We're starting to hear this all over, from people in direct contact with him and from the press: Treasury Secretary Tim Geithner is starting to fry. And really, what mortal in his position wouldn't?
The New York Times today notes that Treasury is having trouble hiring enough people fast enough. One hint we've been getting is that any number of candidates have been disqualified for personal tax trouble. The Times reports:
[A]lmost all the top posts beneath Mr. Geithner are still vacant. Though he has hired about 50 senior advisers -- about half the number he hopes to recruit -- the White House has become so worried about potential tax problems and other issues in the backgrounds of candidates that it has nominated only a handful of people.
Writing on Cafe Hayek, Russ Roberts takes pity:
All the aides in the world wouldn't make any difference. It's an impossible task.

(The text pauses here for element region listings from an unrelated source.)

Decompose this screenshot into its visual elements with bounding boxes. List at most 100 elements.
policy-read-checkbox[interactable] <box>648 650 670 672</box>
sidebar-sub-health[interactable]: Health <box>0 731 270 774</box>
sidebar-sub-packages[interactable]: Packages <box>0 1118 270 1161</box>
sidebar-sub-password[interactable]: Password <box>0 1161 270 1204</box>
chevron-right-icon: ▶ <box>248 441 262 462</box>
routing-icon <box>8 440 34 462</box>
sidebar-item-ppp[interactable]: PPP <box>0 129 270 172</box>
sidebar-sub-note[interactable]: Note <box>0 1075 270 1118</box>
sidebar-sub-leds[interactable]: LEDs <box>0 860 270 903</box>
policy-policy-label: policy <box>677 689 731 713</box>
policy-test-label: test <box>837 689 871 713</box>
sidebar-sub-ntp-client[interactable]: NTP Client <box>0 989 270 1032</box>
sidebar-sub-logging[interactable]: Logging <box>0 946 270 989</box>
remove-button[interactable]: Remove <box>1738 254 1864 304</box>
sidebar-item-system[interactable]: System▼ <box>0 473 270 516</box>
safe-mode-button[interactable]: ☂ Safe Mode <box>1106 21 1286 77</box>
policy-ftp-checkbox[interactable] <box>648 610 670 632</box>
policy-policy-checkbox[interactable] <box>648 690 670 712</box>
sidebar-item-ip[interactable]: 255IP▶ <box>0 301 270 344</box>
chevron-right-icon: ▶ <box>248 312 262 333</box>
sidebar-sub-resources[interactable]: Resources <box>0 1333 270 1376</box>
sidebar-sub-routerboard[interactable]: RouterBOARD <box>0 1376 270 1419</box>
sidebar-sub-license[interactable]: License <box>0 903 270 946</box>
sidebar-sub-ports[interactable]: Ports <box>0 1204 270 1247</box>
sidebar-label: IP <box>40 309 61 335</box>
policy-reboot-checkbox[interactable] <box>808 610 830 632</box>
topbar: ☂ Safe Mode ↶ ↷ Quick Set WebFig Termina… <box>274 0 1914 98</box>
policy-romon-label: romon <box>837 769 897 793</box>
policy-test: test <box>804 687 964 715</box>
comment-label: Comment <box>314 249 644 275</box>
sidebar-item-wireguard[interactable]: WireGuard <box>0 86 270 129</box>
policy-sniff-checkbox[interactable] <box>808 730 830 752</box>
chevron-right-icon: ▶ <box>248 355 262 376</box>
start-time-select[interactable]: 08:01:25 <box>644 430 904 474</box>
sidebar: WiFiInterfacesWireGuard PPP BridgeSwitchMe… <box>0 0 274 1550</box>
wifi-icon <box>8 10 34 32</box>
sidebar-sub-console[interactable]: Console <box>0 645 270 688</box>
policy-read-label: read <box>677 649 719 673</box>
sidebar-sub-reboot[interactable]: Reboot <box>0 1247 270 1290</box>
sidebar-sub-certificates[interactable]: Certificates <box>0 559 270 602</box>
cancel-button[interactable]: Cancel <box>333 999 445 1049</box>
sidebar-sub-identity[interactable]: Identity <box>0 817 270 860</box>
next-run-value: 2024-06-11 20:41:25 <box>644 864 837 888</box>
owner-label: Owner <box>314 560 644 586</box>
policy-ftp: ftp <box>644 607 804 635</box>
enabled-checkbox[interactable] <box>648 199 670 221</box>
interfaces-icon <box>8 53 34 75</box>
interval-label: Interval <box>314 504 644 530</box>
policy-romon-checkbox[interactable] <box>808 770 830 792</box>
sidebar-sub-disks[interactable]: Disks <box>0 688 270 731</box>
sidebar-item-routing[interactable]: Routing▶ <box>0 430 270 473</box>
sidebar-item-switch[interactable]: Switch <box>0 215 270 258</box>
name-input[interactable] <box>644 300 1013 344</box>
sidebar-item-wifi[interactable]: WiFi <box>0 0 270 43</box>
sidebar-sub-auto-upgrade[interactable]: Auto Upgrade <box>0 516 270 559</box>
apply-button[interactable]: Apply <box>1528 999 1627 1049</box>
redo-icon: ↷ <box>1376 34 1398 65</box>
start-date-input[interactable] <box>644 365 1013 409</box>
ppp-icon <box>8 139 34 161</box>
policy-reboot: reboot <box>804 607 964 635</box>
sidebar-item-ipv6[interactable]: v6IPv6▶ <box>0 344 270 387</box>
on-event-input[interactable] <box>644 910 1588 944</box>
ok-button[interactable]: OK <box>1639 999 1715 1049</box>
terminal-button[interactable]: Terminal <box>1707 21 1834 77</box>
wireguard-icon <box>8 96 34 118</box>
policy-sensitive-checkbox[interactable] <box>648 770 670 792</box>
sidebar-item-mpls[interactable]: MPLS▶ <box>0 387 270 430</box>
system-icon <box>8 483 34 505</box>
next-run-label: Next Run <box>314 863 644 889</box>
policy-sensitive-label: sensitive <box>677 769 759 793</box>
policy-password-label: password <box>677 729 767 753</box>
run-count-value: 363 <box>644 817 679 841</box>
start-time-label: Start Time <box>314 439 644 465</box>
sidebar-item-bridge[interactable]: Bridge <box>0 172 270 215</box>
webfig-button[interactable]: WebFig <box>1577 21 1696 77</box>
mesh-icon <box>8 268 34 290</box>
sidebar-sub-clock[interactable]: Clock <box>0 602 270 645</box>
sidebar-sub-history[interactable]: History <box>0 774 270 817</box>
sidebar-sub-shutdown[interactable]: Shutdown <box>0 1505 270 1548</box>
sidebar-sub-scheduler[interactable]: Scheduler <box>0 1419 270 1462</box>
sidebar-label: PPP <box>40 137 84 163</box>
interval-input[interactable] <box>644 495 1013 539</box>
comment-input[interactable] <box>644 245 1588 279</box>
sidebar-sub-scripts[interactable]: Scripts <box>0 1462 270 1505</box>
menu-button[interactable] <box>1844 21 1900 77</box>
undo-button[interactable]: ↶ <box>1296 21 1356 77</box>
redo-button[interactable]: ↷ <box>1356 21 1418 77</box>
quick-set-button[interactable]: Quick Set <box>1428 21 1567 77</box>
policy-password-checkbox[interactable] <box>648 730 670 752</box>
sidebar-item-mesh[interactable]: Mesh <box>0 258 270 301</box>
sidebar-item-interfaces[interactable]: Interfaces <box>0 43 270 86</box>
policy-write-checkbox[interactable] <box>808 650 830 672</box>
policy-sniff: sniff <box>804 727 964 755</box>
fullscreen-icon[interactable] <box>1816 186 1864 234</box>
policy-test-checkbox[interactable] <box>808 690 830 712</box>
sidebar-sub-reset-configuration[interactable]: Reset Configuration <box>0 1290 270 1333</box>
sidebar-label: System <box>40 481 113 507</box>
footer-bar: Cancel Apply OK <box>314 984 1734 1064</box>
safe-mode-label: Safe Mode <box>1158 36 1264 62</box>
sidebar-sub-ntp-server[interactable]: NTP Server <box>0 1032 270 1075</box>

Most us have seen what happens in a workplace that's understaffed. There are days when you have to say, hey, we're not getting to that. Many of us are now picking up work that used to be done by colleagues who've been laid off.
But Geithner's trying to save the world as we know it. The Times writes, "[T]here are signs that events are getting ahead of him":
Administration officials say they are postponing their plan to produce a detailed road map for overhauling the nation's financial regulatory system by April, in time for the Group of 20 meeting in London. Though officials say they will still develop basic principles in time for the meeting, the plan will not include much detail.
Treasury officials are also still scrambling to decide details of their plan to buy up as much as $1 trillion in toxic assets from the nation's banks, one month after being widely criticized for presenting a plan that lacked any specifics on how it would work.